In preparation for their scheduled liftoff on Saturday, June 1, Starliner and its rocket vehicle, an Atlas V from United Launch Alliance (ULA), rolled out to the pad at Florida’s Cape Canaveral Space Force Station today, May 30.

At 12:25 p.m. EDT (16:25 GMT), that launch will begin the Crew Flight Test (CFT), Starliner’s and the venerable Atlas V’s first-ever human mission.

It was the Starliner-Atlas V stack’s second trip to the pad in less than a month. Before the launch on May 6, the two traveled there for the first time on May 4.

However, roughly two hours prior to liftoff, team members discovered a malfunctioning valve in the Atlas V’s Centaur upper stage, which forced them to scrap that attempt. When ULA made the decision to change the valve, the rocket had to be rolled off the pad and back into a nearby assembly facility.

The planned launch of CFT was delayed until May 17 due to that process. However, the date was moved even farther to the right when one of the reaction-control thrusters in the service module of Starliner was found to have a small helium leak.

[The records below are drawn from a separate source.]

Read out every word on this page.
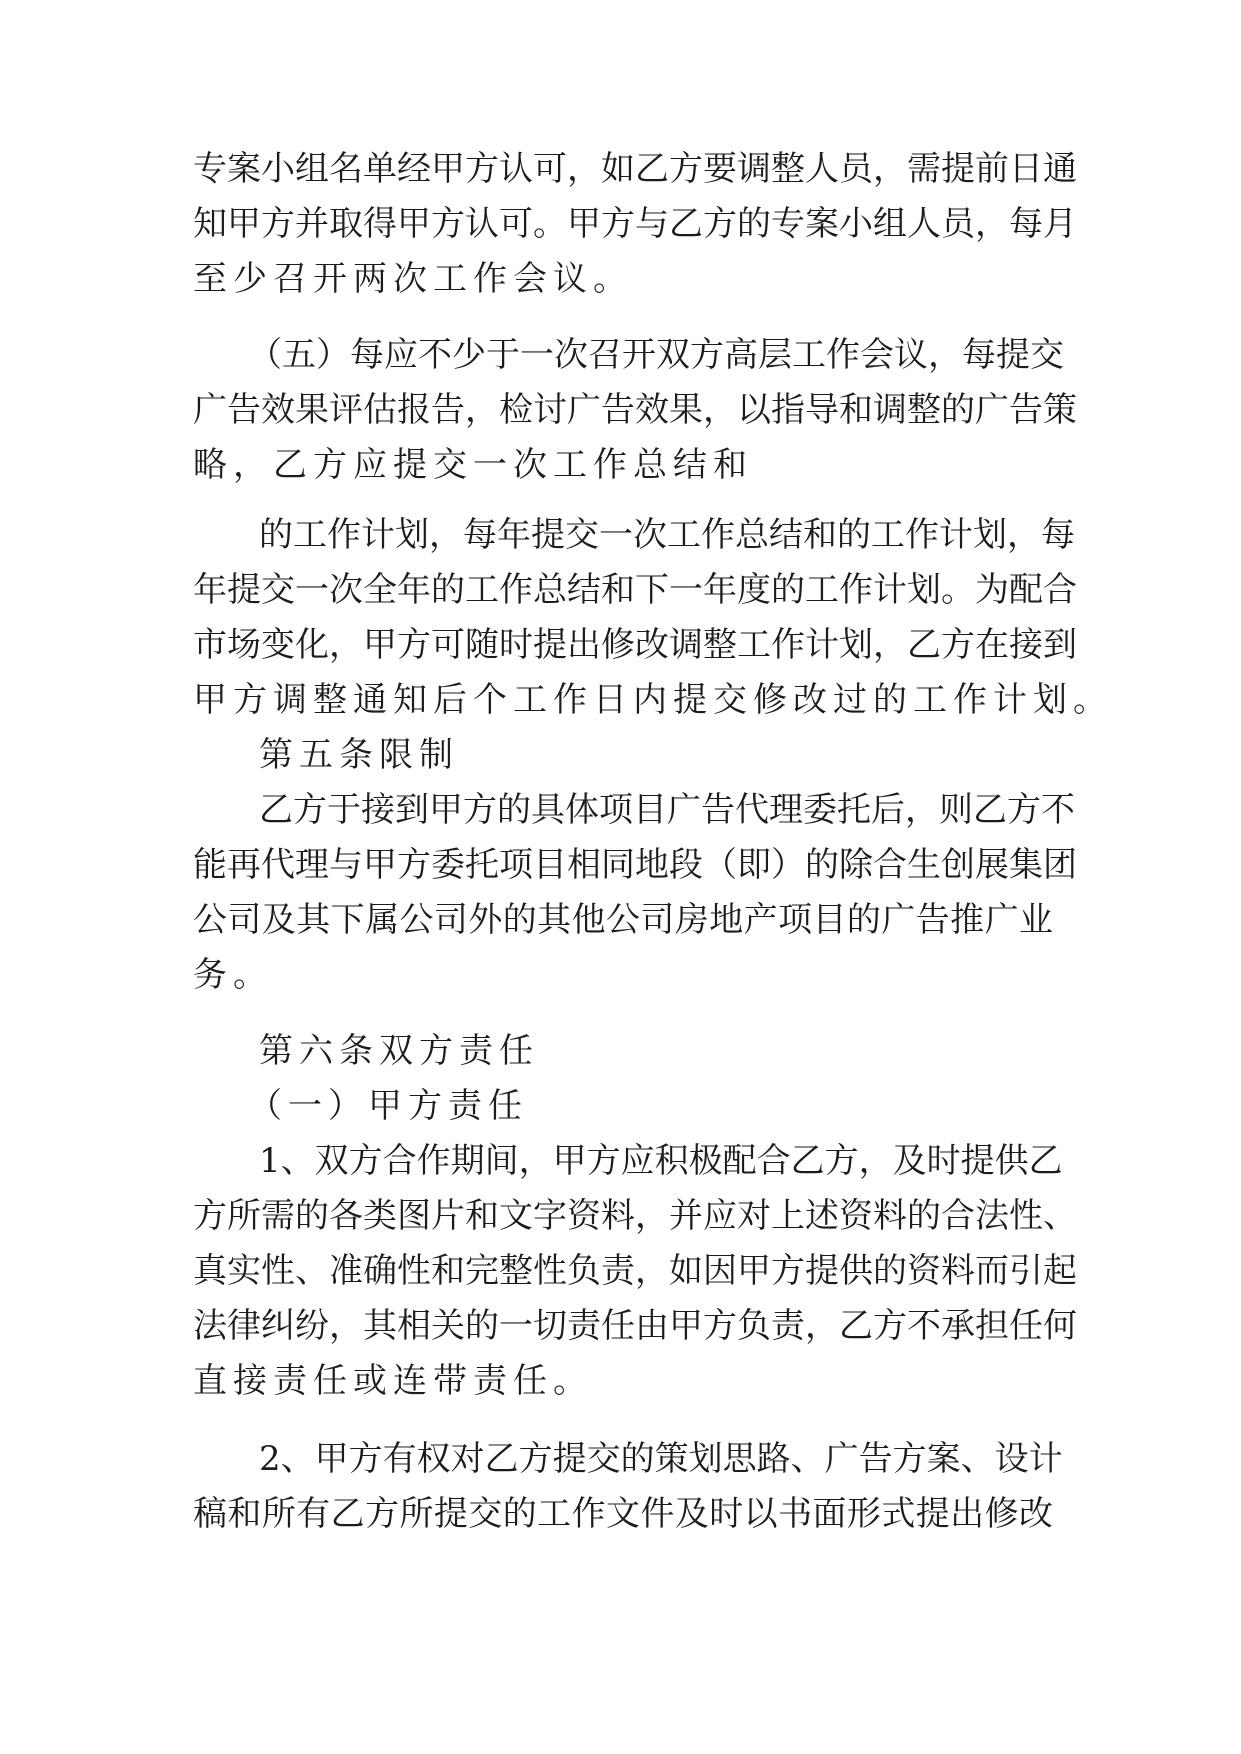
专案小组名单经甲方认可，如乙方要调整人员，需提前日通
知甲方并取得甲方认可。甲方与乙方的专案小组人员，每月
至少召开两次工作会议。
（五）每应不少于一次召开双方高层工作会议，每提交
广告效果评估报告，检讨广告效果，以指导和调整的广告策
略，乙方应提交一次工作总结和
的工作计划，每年提交一次工作总结和的工作计划，每
年提交一次全年的工作总结和下一年度的工作计划。为配合
市场变化，甲方可随时提出修改调整工作计划，乙方在接到
甲方调整通知后个工作日内提交修改过的工作计划。
第五条限制
乙方于接到甲方的具体项目广告代理委托后，则乙方不
能再代理与甲方委托项目相同地段（即）的除合生创展集团
公司及其下属公司外的其他公司房地产项目的广告推广业
务。
第六条双方责任
（一）甲方责任
1、双方合作期间，甲方应积极配合乙方，及时提供乙
方所需的各类图片和文字资料，并应对上述资料的合法性、
真实性、准确性和完整性负责，如因甲方提供的资料而引起
法律纠纷，其相关的一切责任由甲方负责，乙方不承担任何
直接责任或连带责任。
2、甲方有权对乙方提交的策划思路、广告方案、设计
稿和所有乙方所提交的工作文件及时以书面形式提出修改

Following a flight readiness review on Wednesday, May 29, Boeing, NASA, and ULA finally concluded that the helium leak represents a minor problem and cleared CFT for its June 1 liftoff.

NASA astronauts Butch Wilmore and Suni Williams will spend roughly seven days on the International Space Station (ISS) as part of their mission. With luck, Starliner will receive certification to carry out operational, six-month crewed flights to and from NASA’s orbiting laboratory.

Both SpaceX and Boeing are under contract to achieve precisely that. Now in the midst of its eighth operational crewed mission to the International Space Station (ISS), Elon Musk’s business is demonstrating CFT with a flight known as Demo-2 in 2020.

This will be Starliner’s third liftoff ever. The capsule was initially launched in December 2019 on an unsuccessful unmanned test mission to the International Space Station (ISS). On its second attempt, Starliner made it to the orbiting lab unmanned in May 2022.